Under current NCL condition (without any distribution plans), I will vote throughout the evaluation flows below.

Step 1: Classify → Determine Tier by core deliverables

Step 2: Check Requirements

  • Tier 1: Constitutional compliance
  • Tier 2: ALL requirements + quantity limits
  • Tier 3/4: Market funding (automatic NO)

Step 3: Vote

  • Requirements met + within limits → Consider YES
  • Otherwise → NO

Why Strict Limits Matter?

While Tier2 category looks necessary for Treasury funding, Tier 2 infrastructure expands indefinitely without budget limits and quantity caps. Every programming language can claim its libraries are “essential infrastructure,” and every additional node implementation can argue it adds “critical diversity.” There is no natural stopping point (the category grows until it encompasses nearly all development tooling), defeating the purpose of having tiers at all.

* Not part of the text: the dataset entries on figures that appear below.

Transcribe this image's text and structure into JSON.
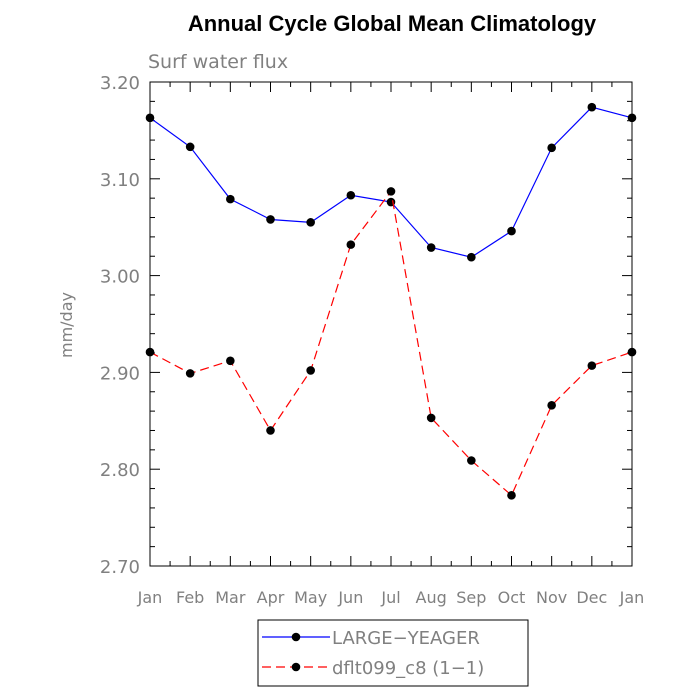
{
  "chart_data": {
    "type": "line",
    "title": "Annual Cycle Global Mean Climatology",
    "subtitle": "Surf water flux",
    "xlabel": "",
    "ylabel": "mm/day",
    "ylim": [
      2.7,
      3.2
    ],
    "yticks": [
      "2.70",
      "2.80",
      "2.90",
      "3.00",
      "3.10",
      "3.20"
    ],
    "categories": [
      "Jan",
      "Feb",
      "Mar",
      "Apr",
      "May",
      "Jun",
      "Jul",
      "Aug",
      "Sep",
      "Oct",
      "Nov",
      "Dec",
      "Jan"
    ],
    "series": [
      {
        "name": "LARGE−YEAGER",
        "color": "#0000ff",
        "style": "solid",
        "values": [
          3.163,
          3.133,
          3.079,
          3.058,
          3.055,
          3.083,
          3.076,
          3.029,
          3.019,
          3.046,
          3.132,
          3.174,
          3.163
        ]
      },
      {
        "name": "dflt099_c8 (1−1)",
        "color": "#ff0000",
        "style": "dashed",
        "values": [
          2.921,
          2.899,
          2.912,
          2.84,
          2.902,
          3.032,
          3.087,
          2.853,
          2.809,
          2.773,
          2.866,
          2.907,
          2.921
        ]
      }
    ],
    "grid": false,
    "legend_position": "bottom-center"
  }
}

Budget limits and Quantity caps create clear boundaries. The reference implementation is singular by definition: only one implementation can serve as the authoritative standard. A second node implementation establishes client diversity, but a third provides sharply diminishing returns. Language-specific libraries, no matter how useful, belong in Tier 3 because approving one language creates precedent for approving all languages. Developer tools follow the same logic—if the market values them, the market will fund them.

These boundaries are not arbitrary restrictions. They reflect the economic reality that Treasury funding crowds out private investment, and that clear limits are the only mechanism preventing uncontrolled expansion when constitutional category budgets do not yet exist.


Key Distinctions

Reference (Tier 2a) vs Alternatives:

  • Reference: ONE, defines specification
  • 2nd: ONE, client diversity
  • 3rd+: Market funding

Essential (Tier 2a) vs Convenient (Tier 3):

  • Essential: Language-agnostic, protocol-critical, no alternative
  • Convenient: Language-specific, productivity, alternatives exist

Long-term Solution

The Cardano community should pursue a Constitutional Amendment establishing Treasury category limits.

Tier 1 would receive budget allocation for protocol development
Tier 2 would receive limited allocation for critical infrastructure with quantity caps
Tier 3/4 would be prohibited from Treasury funding. Specific allocation percentages and enforcement mechanisms should be determined through community discussion and the governance process.

This framework serves as interim discipline until such structural limits are constitutionally implemented.


**Disclaimer:** This represents my evaluation criteria as a DRep. Other DReps may apply different criteria. Provided for transparency and consistency.